Three percent of school-age children have never been to school.
“The progress between 2012 and 2017 shows that the proportion of children in school has increased by 2.3 percentage points while out-of-school and those who have never attended school have decreased by 1.8 and 0.4 points, respectively,” said the study.
The net enrollment rate of 6-11 year olds at the primary level, according to ONDH, increased from 91 percent in 2012 to 93 percent in 2017.
For secondary school, the net enrollment rate for 12-14 year old pupils rose from 50 percent to 61 percent. Net enrollment for the third education level of 15-17-year-old students rose from 29 percent to 37 percent.
8% more boys go to high school than girls
Over the 2012-2017 period, enrollment rates for boys were higher than those of girls, concluded the report. ONDH’s study found that the gap increases with age. In 2017, the gap between boys and girls was 0.5 percent for ages 6-11, 4.5 percent for ages 12-14, and 8.1 percent for ages 15-17.
Before the 2018-2019 academic year began, the Ministry of Education pledged reforms for the Moroccan education system to combat drop-out rates.

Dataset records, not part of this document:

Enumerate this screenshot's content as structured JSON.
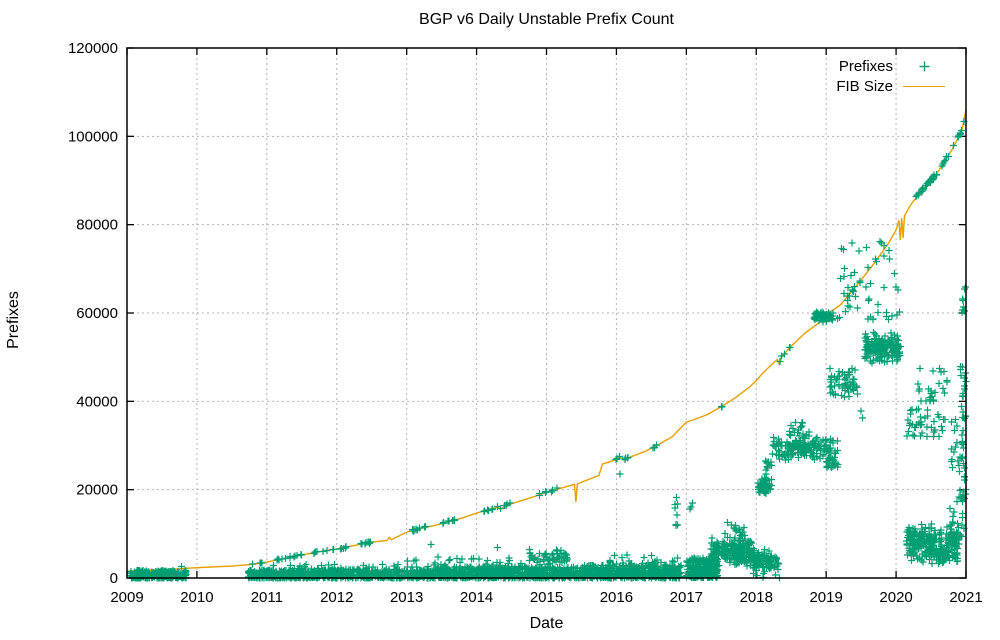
{
  "chart_data": {
    "type": "scatter",
    "title": "BGP v6 Daily Unstable Prefix Count",
    "xlabel": "Date",
    "ylabel": "Prefixes",
    "x_range": [
      2009,
      2021
    ],
    "y_range": [
      0,
      120000
    ],
    "x_ticks": [
      2009,
      2010,
      2011,
      2012,
      2013,
      2014,
      2015,
      2016,
      2017,
      2018,
      2019,
      2020,
      2021
    ],
    "y_ticks": [
      0,
      20000,
      40000,
      60000,
      80000,
      100000,
      120000
    ],
    "grid": true,
    "legend_position": "top-right-inside",
    "legend": [
      {
        "label": "Prefixes",
        "style": "points"
      },
      {
        "label": "FIB Size",
        "style": "line"
      }
    ],
    "colors": {
      "prefixes": "#009e73",
      "fib": "#e69f00",
      "grid": "#b3b3b3",
      "border": "#000000",
      "text": "#000000",
      "background": "#ffffff"
    },
    "fib_line": [
      [
        2009.0,
        1550
      ],
      [
        2009.3,
        1700
      ],
      [
        2009.6,
        1950
      ],
      [
        2009.9,
        2250
      ],
      [
        2010.2,
        2500
      ],
      [
        2010.5,
        2700
      ],
      [
        2010.8,
        3100
      ],
      [
        2011.0,
        3600
      ],
      [
        2011.2,
        4300
      ],
      [
        2011.4,
        4900
      ],
      [
        2011.6,
        5500
      ],
      [
        2011.8,
        6100
      ],
      [
        2012.0,
        6600
      ],
      [
        2012.2,
        7200
      ],
      [
        2012.4,
        7800
      ],
      [
        2012.6,
        8300
      ],
      [
        2012.72,
        8500
      ],
      [
        2012.75,
        9200
      ],
      [
        2012.78,
        8700
      ],
      [
        2012.9,
        9600
      ],
      [
        2013.0,
        10400
      ],
      [
        2013.2,
        11200
      ],
      [
        2013.4,
        11900
      ],
      [
        2013.6,
        12700
      ],
      [
        2013.8,
        13600
      ],
      [
        2014.0,
        14700
      ],
      [
        2014.2,
        15600
      ],
      [
        2014.3,
        16000
      ],
      [
        2014.35,
        15600
      ],
      [
        2014.4,
        16300
      ],
      [
        2014.6,
        17300
      ],
      [
        2014.8,
        18300
      ],
      [
        2015.0,
        19400
      ],
      [
        2015.2,
        20300
      ],
      [
        2015.35,
        21000
      ],
      [
        2015.4,
        21200
      ],
      [
        2015.42,
        17200
      ],
      [
        2015.44,
        21300
      ],
      [
        2015.6,
        22300
      ],
      [
        2015.75,
        23200
      ],
      [
        2015.8,
        25800
      ],
      [
        2015.9,
        26300
      ],
      [
        2016.0,
        26800
      ],
      [
        2016.05,
        27400
      ],
      [
        2016.1,
        26700
      ],
      [
        2016.2,
        27400
      ],
      [
        2016.4,
        28600
      ],
      [
        2016.6,
        30200
      ],
      [
        2016.8,
        32000
      ],
      [
        2017.0,
        35300
      ],
      [
        2017.1,
        35800
      ],
      [
        2017.3,
        37000
      ],
      [
        2017.5,
        38800
      ],
      [
        2017.7,
        40800
      ],
      [
        2017.9,
        43200
      ],
      [
        2018.0,
        44700
      ],
      [
        2018.1,
        46500
      ],
      [
        2018.2,
        48000
      ],
      [
        2018.3,
        49500
      ],
      [
        2018.33,
        48400
      ],
      [
        2018.36,
        50000
      ],
      [
        2018.5,
        52500
      ],
      [
        2018.7,
        55500
      ],
      [
        2018.9,
        57800
      ],
      [
        2019.0,
        59500
      ],
      [
        2019.1,
        60700
      ],
      [
        2019.2,
        61800
      ],
      [
        2019.4,
        65500
      ],
      [
        2019.5,
        67500
      ],
      [
        2019.7,
        71500
      ],
      [
        2019.9,
        76000
      ],
      [
        2020.0,
        78800
      ],
      [
        2020.04,
        81000
      ],
      [
        2020.06,
        76500
      ],
      [
        2020.08,
        81500
      ],
      [
        2020.1,
        77000
      ],
      [
        2020.12,
        82000
      ],
      [
        2020.2,
        84300
      ],
      [
        2020.35,
        87500
      ],
      [
        2020.5,
        90000
      ],
      [
        2020.6,
        92000
      ],
      [
        2020.7,
        94500
      ],
      [
        2020.8,
        97000
      ],
      [
        2020.9,
        100000
      ],
      [
        2020.95,
        102000
      ],
      [
        2021.0,
        106000
      ]
    ],
    "prefix_scatter": {
      "clusters": [
        {
          "x0": 2009.05,
          "x1": 2009.85,
          "v0": 0,
          "v1": 1700,
          "n": 280,
          "mode": "band"
        },
        {
          "x0": 2010.73,
          "x1": 2013.4,
          "v0": 0,
          "v1": 1800,
          "n": 700,
          "mode": "band"
        },
        {
          "x0": 2013.4,
          "x1": 2015.5,
          "v0": 0,
          "v1": 2600,
          "n": 650,
          "mode": "band"
        },
        {
          "x0": 2015.5,
          "x1": 2016.93,
          "v0": 0,
          "v1": 2900,
          "n": 480,
          "mode": "band"
        },
        {
          "x0": 2011.0,
          "x1": 2012.9,
          "v0": 1700,
          "v1": 3100,
          "n": 45,
          "mode": "band"
        },
        {
          "x0": 2013.0,
          "x1": 2014.7,
          "v0": 2500,
          "v1": 4800,
          "n": 35,
          "mode": "band"
        },
        {
          "x0": 2014.75,
          "x1": 2015.3,
          "v0": 2800,
          "v1": 6500,
          "n": 55,
          "mode": "blob"
        },
        {
          "x0": 2015.9,
          "x1": 2016.85,
          "v0": 2800,
          "v1": 5300,
          "n": 30,
          "mode": "band"
        },
        {
          "x0": 2016.83,
          "x1": 2016.88,
          "v0": 500,
          "v1": 20500,
          "n": 13,
          "mode": "band"
        },
        {
          "x0": 2017.0,
          "x1": 2017.45,
          "v0": 100,
          "v1": 4500,
          "n": 200,
          "mode": "band"
        },
        {
          "x0": 2017.35,
          "x1": 2017.98,
          "v0": 2500,
          "v1": 9500,
          "n": 210,
          "mode": "blob"
        },
        {
          "x0": 2017.55,
          "x1": 2017.85,
          "v0": 9000,
          "v1": 12800,
          "n": 22,
          "mode": "band"
        },
        {
          "x0": 2017.95,
          "x1": 2018.32,
          "v0": 300,
          "v1": 7000,
          "n": 90,
          "mode": "blob"
        },
        {
          "x0": 2018.02,
          "x1": 2018.14,
          "v0": 18500,
          "v1": 22500,
          "n": 35,
          "mode": "blob"
        },
        {
          "x0": 2018.12,
          "x1": 2018.22,
          "v0": 20000,
          "v1": 26500,
          "n": 28,
          "mode": "band"
        },
        {
          "x0": 2018.22,
          "x1": 2019.0,
          "v0": 26500,
          "v1": 32500,
          "n": 160,
          "mode": "blob"
        },
        {
          "x0": 2018.45,
          "x1": 2018.78,
          "v0": 32500,
          "v1": 35800,
          "n": 18,
          "mode": "band"
        },
        {
          "x0": 2019.0,
          "x1": 2019.17,
          "v0": 25000,
          "v1": 31500,
          "n": 45,
          "mode": "band"
        },
        {
          "x0": 2018.82,
          "x1": 2019.1,
          "v0": 57800,
          "v1": 60800,
          "n": 60,
          "mode": "blob"
        },
        {
          "x0": 2019.05,
          "x1": 2019.45,
          "v0": 40500,
          "v1": 48000,
          "n": 60,
          "mode": "blob"
        },
        {
          "x0": 2019.55,
          "x1": 2020.06,
          "v0": 48500,
          "v1": 55800,
          "n": 170,
          "mode": "blob"
        },
        {
          "x0": 2019.15,
          "x1": 2020.1,
          "v0": 58500,
          "v1": 76500,
          "n": 50,
          "mode": "band"
        },
        {
          "x0": 2020.15,
          "x1": 2020.7,
          "v0": 32000,
          "v1": 39000,
          "n": 40,
          "mode": "band"
        },
        {
          "x0": 2020.3,
          "x1": 2020.75,
          "v0": 40000,
          "v1": 47500,
          "n": 25,
          "mode": "band"
        },
        {
          "x0": 2020.15,
          "x1": 2020.9,
          "v0": 2800,
          "v1": 12500,
          "n": 280,
          "mode": "blob"
        },
        {
          "x0": 2020.75,
          "x1": 2020.97,
          "v0": 8500,
          "v1": 18000,
          "n": 25,
          "mode": "band"
        },
        {
          "x0": 2020.78,
          "x1": 2020.97,
          "v0": 25000,
          "v1": 36000,
          "n": 25,
          "mode": "band"
        },
        {
          "x0": 2020.9,
          "x1": 2021.0,
          "v0": 18000,
          "v1": 25000,
          "n": 15,
          "mode": "band"
        },
        {
          "x0": 2020.92,
          "x1": 2021.0,
          "v0": 36000,
          "v1": 48500,
          "n": 20,
          "mode": "band"
        },
        {
          "x0": 2020.94,
          "x1": 2021.0,
          "v0": 60000,
          "v1": 66500,
          "n": 8,
          "mode": "band"
        }
      ],
      "on_line_groups": [
        {
          "x0": 2010.75,
          "x1": 2010.95,
          "n": 5,
          "jitter": 300
        },
        {
          "x0": 2011.1,
          "x1": 2011.55,
          "n": 12,
          "jitter": 400
        },
        {
          "x0": 2011.65,
          "x1": 2012.15,
          "n": 14,
          "jitter": 400
        },
        {
          "x0": 2012.3,
          "x1": 2012.55,
          "n": 8,
          "jitter": 400
        },
        {
          "x0": 2013.05,
          "x1": 2013.3,
          "n": 10,
          "jitter": 500
        },
        {
          "x0": 2013.5,
          "x1": 2013.7,
          "n": 8,
          "jitter": 500
        },
        {
          "x0": 2014.1,
          "x1": 2014.5,
          "n": 12,
          "jitter": 500
        },
        {
          "x0": 2014.9,
          "x1": 2015.2,
          "n": 10,
          "jitter": 500
        },
        {
          "x0": 2015.95,
          "x1": 2016.2,
          "n": 7,
          "jitter": 600
        },
        {
          "x0": 2016.5,
          "x1": 2016.62,
          "n": 3,
          "jitter": 600
        },
        {
          "x0": 2017.5,
          "x1": 2017.56,
          "n": 2,
          "jitter": 600
        },
        {
          "x0": 2018.3,
          "x1": 2018.5,
          "n": 5,
          "jitter": 700
        },
        {
          "x0": 2019.3,
          "x1": 2019.55,
          "n": 8,
          "jitter": 800
        },
        {
          "x0": 2020.28,
          "x1": 2020.58,
          "n": 32,
          "jitter": 900
        },
        {
          "x0": 2020.6,
          "x1": 2020.75,
          "n": 6,
          "jitter": 800
        },
        {
          "x0": 2020.82,
          "x1": 2020.97,
          "n": 8,
          "jitter": 800
        }
      ],
      "points": [
        [
          2013.35,
          7600
        ],
        [
          2013.45,
          4800
        ],
        [
          2009.78,
          2600
        ],
        [
          2014.3,
          6900
        ],
        [
          2017.05,
          15600
        ],
        [
          2017.07,
          16100
        ],
        [
          2017.09,
          17000
        ],
        [
          2018.33,
          0
        ],
        [
          2018.1,
          150
        ],
        [
          2016.05,
          23600
        ],
        [
          2019.5,
          37800
        ],
        [
          2019.52,
          36200
        ],
        [
          2020.99,
          19000
        ],
        [
          2021.0,
          20000
        ]
      ]
    }
  }
}
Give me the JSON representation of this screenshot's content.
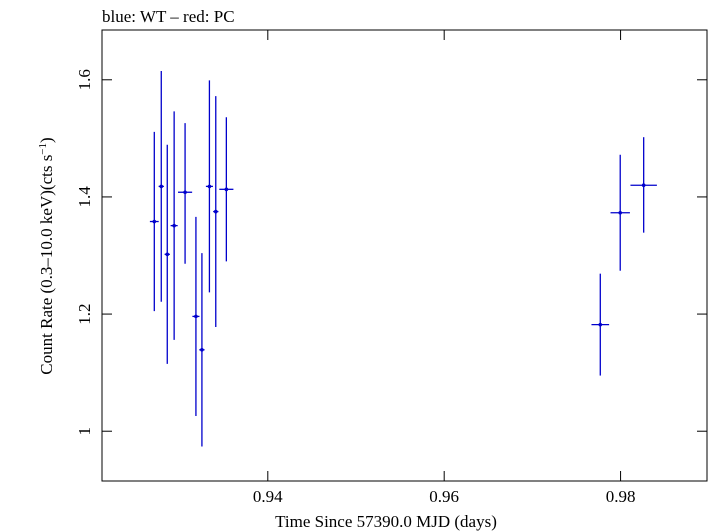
{
  "chart_data": {
    "type": "scatter",
    "title": "blue: WT – red: PC",
    "xlabel": "Time Since 57390.0 MJD (days)",
    "ylabel_main": "Count Rate (0.3–10.0 keV)(cts s",
    "ylabel_sup": "−1",
    "ylabel_tail": ")",
    "xlim": [
      0.9212,
      0.9898
    ],
    "ylim": [
      0.915,
      1.685
    ],
    "xticks": [
      {
        "v": 0.94,
        "label": "0.94"
      },
      {
        "v": 0.96,
        "label": "0.96"
      },
      {
        "v": 0.98,
        "label": "0.98"
      }
    ],
    "yticks": [
      {
        "v": 1.0,
        "label": "1"
      },
      {
        "v": 1.2,
        "label": "1.2"
      },
      {
        "v": 1.4,
        "label": "1.4"
      },
      {
        "v": 1.6,
        "label": "1.6"
      }
    ],
    "series": [
      {
        "name": "WT",
        "color": "#0000cc",
        "points": [
          {
            "x": 0.92713,
            "y": 1.358,
            "xerr": 0.0005,
            "ylo": 1.205,
            "yhi": 1.511
          },
          {
            "x": 0.92792,
            "y": 1.418,
            "xerr": 0.0003,
            "ylo": 1.221,
            "yhi": 1.615
          },
          {
            "x": 0.9286,
            "y": 1.302,
            "xerr": 0.0003,
            "ylo": 1.115,
            "yhi": 1.489
          },
          {
            "x": 0.92938,
            "y": 1.351,
            "xerr": 0.0004,
            "ylo": 1.156,
            "yhi": 1.546
          },
          {
            "x": 0.93062,
            "y": 1.408,
            "xerr": 0.0008,
            "ylo": 1.286,
            "yhi": 1.526
          },
          {
            "x": 0.93185,
            "y": 1.196,
            "xerr": 0.0004,
            "ylo": 1.026,
            "yhi": 1.366
          },
          {
            "x": 0.93253,
            "y": 1.139,
            "xerr": 0.0003,
            "ylo": 0.974,
            "yhi": 1.304
          },
          {
            "x": 0.93338,
            "y": 1.418,
            "xerr": 0.0004,
            "ylo": 1.237,
            "yhi": 1.599
          },
          {
            "x": 0.9341,
            "y": 1.375,
            "xerr": 0.0003,
            "ylo": 1.178,
            "yhi": 1.572
          },
          {
            "x": 0.9353,
            "y": 1.413,
            "xerr": 0.0008,
            "ylo": 1.29,
            "yhi": 1.536
          },
          {
            "x": 0.9777,
            "y": 1.182,
            "xerr": 0.001,
            "ylo": 1.095,
            "yhi": 1.269
          },
          {
            "x": 0.97996,
            "y": 1.373,
            "xerr": 0.0011,
            "ylo": 1.274,
            "yhi": 1.472
          },
          {
            "x": 0.98262,
            "y": 1.42,
            "xerr": 0.0015,
            "ylo": 1.339,
            "yhi": 1.502
          }
        ]
      }
    ]
  }
}
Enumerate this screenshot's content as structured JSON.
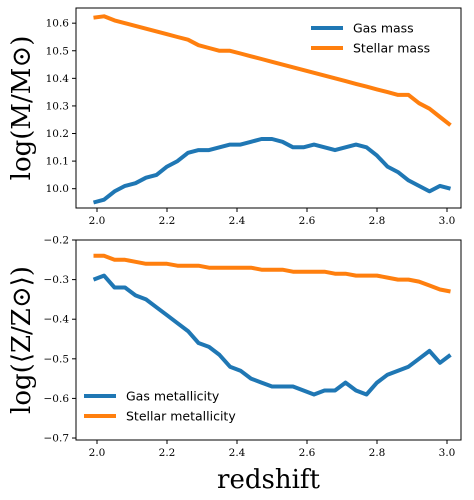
{
  "chart_data": [
    {
      "type": "line",
      "ylabel": "log(M/M⊙)",
      "xlim": [
        1.94,
        3.04
      ],
      "ylim": [
        9.93,
        10.655
      ],
      "xticks": [
        "2.0",
        "2.2",
        "2.4",
        "2.6",
        "2.8",
        "3.0"
      ],
      "xtick_values": [
        2.0,
        2.2,
        2.4,
        2.6,
        2.8,
        3.0
      ],
      "yticks": [
        "10.0",
        "10.1",
        "10.2",
        "10.3",
        "10.4",
        "10.5",
        "10.6"
      ],
      "ytick_values": [
        10.0,
        10.1,
        10.2,
        10.3,
        10.4,
        10.5,
        10.6
      ],
      "legend_position": "top-right",
      "series": [
        {
          "name": "Gas mass",
          "color": "#1f77b4",
          "x": [
            1.99,
            2.02,
            2.05,
            2.08,
            2.11,
            2.14,
            2.17,
            2.2,
            2.23,
            2.26,
            2.29,
            2.32,
            2.35,
            2.38,
            2.41,
            2.44,
            2.47,
            2.5,
            2.53,
            2.56,
            2.59,
            2.62,
            2.65,
            2.68,
            2.71,
            2.74,
            2.77,
            2.8,
            2.83,
            2.86,
            2.89,
            2.92,
            2.95,
            2.98,
            3.01
          ],
          "values": [
            9.95,
            9.96,
            9.99,
            10.01,
            10.02,
            10.04,
            10.05,
            10.08,
            10.1,
            10.13,
            10.14,
            10.14,
            10.15,
            10.16,
            10.16,
            10.17,
            10.18,
            10.18,
            10.17,
            10.15,
            10.15,
            10.16,
            10.15,
            10.14,
            10.15,
            10.16,
            10.15,
            10.12,
            10.08,
            10.06,
            10.03,
            10.01,
            9.99,
            10.01,
            10.0
          ]
        },
        {
          "name": "Stellar mass",
          "color": "#ff7f0e",
          "x": [
            1.99,
            2.02,
            2.05,
            2.08,
            2.11,
            2.14,
            2.17,
            2.2,
            2.23,
            2.26,
            2.29,
            2.32,
            2.35,
            2.38,
            2.41,
            2.44,
            2.47,
            2.5,
            2.53,
            2.56,
            2.59,
            2.62,
            2.65,
            2.68,
            2.71,
            2.74,
            2.77,
            2.8,
            2.83,
            2.86,
            2.89,
            2.92,
            2.95,
            2.98,
            3.01
          ],
          "values": [
            10.62,
            10.625,
            10.61,
            10.6,
            10.59,
            10.58,
            10.57,
            10.56,
            10.55,
            10.54,
            10.52,
            10.51,
            10.5,
            10.5,
            10.49,
            10.48,
            10.47,
            10.46,
            10.45,
            10.44,
            10.43,
            10.42,
            10.41,
            10.4,
            10.39,
            10.38,
            10.37,
            10.36,
            10.35,
            10.34,
            10.34,
            10.31,
            10.29,
            10.26,
            10.23
          ]
        }
      ]
    },
    {
      "type": "line",
      "ylabel": "log(⟨Z/Z⊙⟩)",
      "xlabel": "redshift",
      "xlim": [
        1.94,
        3.04
      ],
      "ylim": [
        -0.705,
        -0.2
      ],
      "xticks": [
        "2.0",
        "2.2",
        "2.4",
        "2.6",
        "2.8",
        "3.0"
      ],
      "xtick_values": [
        2.0,
        2.2,
        2.4,
        2.6,
        2.8,
        3.0
      ],
      "yticks": [
        "−0.2",
        "−0.3",
        "−0.4",
        "−0.5",
        "−0.6",
        "−0.7"
      ],
      "ytick_values": [
        -0.2,
        -0.3,
        -0.4,
        -0.5,
        -0.6,
        -0.7
      ],
      "legend_position": "bottom-left",
      "series": [
        {
          "name": "Gas metallicity",
          "color": "#1f77b4",
          "x": [
            1.99,
            2.02,
            2.05,
            2.08,
            2.11,
            2.14,
            2.17,
            2.2,
            2.23,
            2.26,
            2.29,
            2.32,
            2.35,
            2.38,
            2.41,
            2.44,
            2.47,
            2.5,
            2.53,
            2.56,
            2.59,
            2.62,
            2.65,
            2.68,
            2.71,
            2.74,
            2.77,
            2.8,
            2.83,
            2.86,
            2.89,
            2.92,
            2.95,
            2.98,
            3.01
          ],
          "values": [
            -0.3,
            -0.29,
            -0.32,
            -0.32,
            -0.34,
            -0.35,
            -0.37,
            -0.39,
            -0.41,
            -0.43,
            -0.46,
            -0.47,
            -0.49,
            -0.52,
            -0.53,
            -0.55,
            -0.56,
            -0.57,
            -0.57,
            -0.57,
            -0.58,
            -0.59,
            -0.58,
            -0.58,
            -0.56,
            -0.58,
            -0.59,
            -0.56,
            -0.54,
            -0.53,
            -0.52,
            -0.5,
            -0.48,
            -0.51,
            -0.49
          ]
        },
        {
          "name": "Stellar metallicity",
          "color": "#ff7f0e",
          "x": [
            1.99,
            2.02,
            2.05,
            2.08,
            2.11,
            2.14,
            2.17,
            2.2,
            2.23,
            2.26,
            2.29,
            2.32,
            2.35,
            2.38,
            2.41,
            2.44,
            2.47,
            2.5,
            2.53,
            2.56,
            2.59,
            2.62,
            2.65,
            2.68,
            2.71,
            2.74,
            2.77,
            2.8,
            2.83,
            2.86,
            2.89,
            2.92,
            2.95,
            2.98,
            3.01
          ],
          "values": [
            -0.24,
            -0.24,
            -0.25,
            -0.25,
            -0.255,
            -0.26,
            -0.26,
            -0.26,
            -0.265,
            -0.265,
            -0.265,
            -0.27,
            -0.27,
            -0.27,
            -0.27,
            -0.27,
            -0.275,
            -0.275,
            -0.275,
            -0.28,
            -0.28,
            -0.28,
            -0.28,
            -0.285,
            -0.285,
            -0.29,
            -0.29,
            -0.29,
            -0.295,
            -0.3,
            -0.3,
            -0.305,
            -0.315,
            -0.325,
            -0.33
          ]
        }
      ]
    }
  ]
}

Minister of Education Said Amzazi said that his ministry seeks to reduce the rate of school drop-outs from 6 percent in rural primary schools to 1 percent by 2024-2025.
Amzazi pledged a decrease in the rate of dropouts in secondary schools from 12 percent to 3 percent, in both rural and urban areas, for the 2024-2025 school year.
He also promised reforms in terms of training and youth employment in the education field, proposing the creation of a new generation of vocational training centers.